子どもは印刷機とともにやってきた
文字が生まれる前、人びとの情報伝達は口伝によるものだった。
生きていく上で大切なことは、村や集落にいる物知りの古老がいて、話し言葉で伝えていただろう。
その後、文字が生まれると相対的に古老の存在意義が弱まっていく。
文字に残しておけば、古老に聞かなくてもわかることが増えるからだ。
そして、15世紀、グーテンベルクが活版印刷機を発明し(諸説あるらしいが)、時代は本格的に「口伝」から「書物」へと変化していく。
知識や情報は本によって、広く、そして速く伝達することが可能となった。
こうなると、文字を知っていなければ世界のことが何もわからなくなる。
そうして、子どもは文字を学ばなければならなくなった。
これが、子どもが学校に行くようになった理由であるとニール・ポストマン(アメリカの作家、教育者、メディア論者、文化評論家、元ニューヨーク大学教授)は指摘する。
そしてテレビが誕生すると、今度は逆に文字で綴られた書物の存在意義が少しずつ弱まっていく。
テレビからの情報は大人も子どもも関係なく「見れば」わかる。
特別な教育や訓練はいらない。
次第に大人と子どもの差異は縮まっていく。
それでポストマンは「子どもはもういない」と言ったのだ。
今ではインターネットが世界中に普及し、個別に情報が得られる端末(スマホなど)が子どもでも当たり前に使えるようになった。
当然、子どもがいない状態に拍車がかかってくる。
これは、かつてのように大人だけの秘密がどんどん減っているということでもある。
大人にならなければ知り得ないことが減ってくれば、子どもは大人を同等の存在として見るようになる。
そして、大人から強制されることに対する抵抗感が次第に強まってくる。
このように、世の中で何かが発明され、新しいシステムが構築されるたびに子どもを含めた人びとのものの見方や、人間関係のあり方が変化していく。
にもかかわらず、今でも「モノ」はあくまでも「モノ」に過ぎず、世の中の本質的な部分には影響しないと考える大人が少なからずいる。

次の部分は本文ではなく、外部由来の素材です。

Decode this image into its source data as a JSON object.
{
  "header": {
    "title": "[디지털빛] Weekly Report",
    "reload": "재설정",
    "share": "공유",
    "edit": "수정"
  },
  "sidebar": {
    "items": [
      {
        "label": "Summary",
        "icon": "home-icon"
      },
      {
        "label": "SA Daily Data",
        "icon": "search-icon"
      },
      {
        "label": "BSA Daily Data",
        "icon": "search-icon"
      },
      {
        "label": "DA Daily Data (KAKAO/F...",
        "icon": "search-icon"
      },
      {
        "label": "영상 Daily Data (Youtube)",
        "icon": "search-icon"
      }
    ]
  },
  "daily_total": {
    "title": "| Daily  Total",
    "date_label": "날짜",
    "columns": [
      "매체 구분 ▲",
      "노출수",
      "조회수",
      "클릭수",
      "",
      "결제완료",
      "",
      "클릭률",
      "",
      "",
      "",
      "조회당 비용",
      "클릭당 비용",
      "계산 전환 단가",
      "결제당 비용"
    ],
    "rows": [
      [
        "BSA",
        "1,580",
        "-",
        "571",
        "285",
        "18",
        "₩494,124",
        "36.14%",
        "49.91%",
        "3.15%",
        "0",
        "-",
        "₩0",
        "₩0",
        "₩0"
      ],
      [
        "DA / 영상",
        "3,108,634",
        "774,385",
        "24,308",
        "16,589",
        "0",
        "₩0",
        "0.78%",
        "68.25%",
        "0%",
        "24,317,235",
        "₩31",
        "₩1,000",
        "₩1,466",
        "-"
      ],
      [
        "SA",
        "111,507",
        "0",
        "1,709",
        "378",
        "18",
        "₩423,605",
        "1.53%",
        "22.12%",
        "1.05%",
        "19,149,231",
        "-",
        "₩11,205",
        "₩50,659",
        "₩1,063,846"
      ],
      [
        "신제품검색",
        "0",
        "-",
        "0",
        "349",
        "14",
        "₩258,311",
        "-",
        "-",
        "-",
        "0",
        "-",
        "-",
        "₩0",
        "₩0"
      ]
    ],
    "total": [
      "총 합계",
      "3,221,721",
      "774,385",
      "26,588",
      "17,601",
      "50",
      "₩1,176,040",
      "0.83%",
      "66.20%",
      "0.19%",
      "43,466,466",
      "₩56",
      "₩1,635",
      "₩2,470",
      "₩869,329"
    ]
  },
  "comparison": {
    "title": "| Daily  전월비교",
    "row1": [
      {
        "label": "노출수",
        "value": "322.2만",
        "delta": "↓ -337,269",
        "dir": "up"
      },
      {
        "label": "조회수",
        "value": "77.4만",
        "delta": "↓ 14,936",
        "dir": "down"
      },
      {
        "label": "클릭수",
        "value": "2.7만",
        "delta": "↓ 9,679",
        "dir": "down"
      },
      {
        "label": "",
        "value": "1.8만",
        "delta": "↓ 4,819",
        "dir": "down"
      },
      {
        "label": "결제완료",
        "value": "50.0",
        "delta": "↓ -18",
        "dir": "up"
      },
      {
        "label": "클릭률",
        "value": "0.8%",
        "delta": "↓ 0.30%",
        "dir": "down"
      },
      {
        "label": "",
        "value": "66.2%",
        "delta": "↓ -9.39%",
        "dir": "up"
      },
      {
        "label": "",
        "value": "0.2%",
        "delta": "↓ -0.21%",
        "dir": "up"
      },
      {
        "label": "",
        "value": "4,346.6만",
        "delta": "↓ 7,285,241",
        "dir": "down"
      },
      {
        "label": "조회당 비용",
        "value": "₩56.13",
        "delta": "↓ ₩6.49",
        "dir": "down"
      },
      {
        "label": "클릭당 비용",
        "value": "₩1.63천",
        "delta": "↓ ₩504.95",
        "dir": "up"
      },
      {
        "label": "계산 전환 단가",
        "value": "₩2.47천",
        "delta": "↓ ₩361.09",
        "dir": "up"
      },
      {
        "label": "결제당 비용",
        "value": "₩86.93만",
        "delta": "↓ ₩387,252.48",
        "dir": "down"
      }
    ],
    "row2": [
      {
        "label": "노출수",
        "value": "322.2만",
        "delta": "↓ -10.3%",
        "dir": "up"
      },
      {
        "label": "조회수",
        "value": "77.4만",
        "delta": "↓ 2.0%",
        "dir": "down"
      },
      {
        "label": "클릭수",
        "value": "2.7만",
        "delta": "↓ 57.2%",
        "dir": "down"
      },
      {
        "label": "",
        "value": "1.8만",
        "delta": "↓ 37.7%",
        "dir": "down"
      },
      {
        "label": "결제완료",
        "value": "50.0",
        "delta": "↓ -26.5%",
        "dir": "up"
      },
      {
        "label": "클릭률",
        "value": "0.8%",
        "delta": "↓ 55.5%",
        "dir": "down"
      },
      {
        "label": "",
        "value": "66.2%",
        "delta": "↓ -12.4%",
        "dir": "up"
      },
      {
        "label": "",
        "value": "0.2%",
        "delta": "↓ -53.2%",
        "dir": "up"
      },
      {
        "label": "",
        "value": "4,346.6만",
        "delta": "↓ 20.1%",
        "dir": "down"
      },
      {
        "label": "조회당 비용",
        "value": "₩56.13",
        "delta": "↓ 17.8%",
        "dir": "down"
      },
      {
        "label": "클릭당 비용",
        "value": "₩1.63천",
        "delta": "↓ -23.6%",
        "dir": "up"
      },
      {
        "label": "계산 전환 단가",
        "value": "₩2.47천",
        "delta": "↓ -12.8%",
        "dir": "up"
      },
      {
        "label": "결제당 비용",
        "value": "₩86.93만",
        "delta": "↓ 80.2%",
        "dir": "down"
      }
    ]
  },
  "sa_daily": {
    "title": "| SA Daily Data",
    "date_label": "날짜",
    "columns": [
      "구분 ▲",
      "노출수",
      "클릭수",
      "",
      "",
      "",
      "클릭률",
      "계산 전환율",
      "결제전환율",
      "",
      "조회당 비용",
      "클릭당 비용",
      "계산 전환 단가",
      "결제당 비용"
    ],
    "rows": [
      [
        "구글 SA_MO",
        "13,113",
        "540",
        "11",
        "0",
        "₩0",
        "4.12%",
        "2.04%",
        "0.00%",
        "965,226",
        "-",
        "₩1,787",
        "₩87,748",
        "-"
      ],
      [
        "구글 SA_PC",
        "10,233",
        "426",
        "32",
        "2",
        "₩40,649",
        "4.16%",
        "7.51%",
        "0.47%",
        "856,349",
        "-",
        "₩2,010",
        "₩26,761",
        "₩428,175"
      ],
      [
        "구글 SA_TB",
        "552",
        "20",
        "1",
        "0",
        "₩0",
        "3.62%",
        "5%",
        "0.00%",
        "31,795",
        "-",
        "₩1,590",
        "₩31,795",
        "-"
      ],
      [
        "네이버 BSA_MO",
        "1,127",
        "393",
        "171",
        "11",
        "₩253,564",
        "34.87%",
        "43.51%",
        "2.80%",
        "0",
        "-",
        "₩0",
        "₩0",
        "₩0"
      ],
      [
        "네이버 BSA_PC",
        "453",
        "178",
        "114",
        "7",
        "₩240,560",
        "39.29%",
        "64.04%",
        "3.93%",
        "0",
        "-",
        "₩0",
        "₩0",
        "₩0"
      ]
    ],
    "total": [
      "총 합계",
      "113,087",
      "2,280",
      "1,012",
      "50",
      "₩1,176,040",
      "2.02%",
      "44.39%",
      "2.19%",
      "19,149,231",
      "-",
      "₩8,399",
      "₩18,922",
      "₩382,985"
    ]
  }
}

そういう大人は、「そんなものは所詮、流行にすぎない」と軽視する。
時には、新しいものを取り入れる若者を非難したりもする。
印刷機が発明されたときと同様、こうした「モノ」が世の中の文化や価値観に影響を与えないはずがないのに。
今、情報端末の進化は、世の中を大きく変えた。
そして子どもの意識も変わった。
それでも、大切なことは何も変らないと、これまでと変わらない態度で子どもに接する。
これはとても危険だ。
私たちが教育の本質を見つけようとするなら、変化を変化として冷静に受け入れた上で、今、ここで大切なことはなにかを考えなければいけない。
社会の状況がどんなふうに子どもに影響しているのかに敏感でなければならない。
矛盾するように聞こえるかもしれないが、私は「教育にとって最も大切なこと」は、どんな時代にも存在すると思っている。
口伝の時代にも広い意味での教育はあったはずだし、そこで最も大切だと考えられていたことも存在しただろう。
けれども、大切なことの中身は絶えず変化を続けてきたのだ。
日本では、近代の学校が生まれて、たかが150年。
人類の歴史からすれば、ほんの一瞬だ。
そんな短い時間で、すべての時代に通用する普遍的なものが確立されたと考える方が不自然だ。
私たちは、どんな時代にあっても、今、子どもたちにとって何が最も大切かを考え続けなければならない。
その感覚を持たない教師や学校は、次第に子どもたちに見放されていく。
不登校30万人という事実は、そのことを如実に顕している。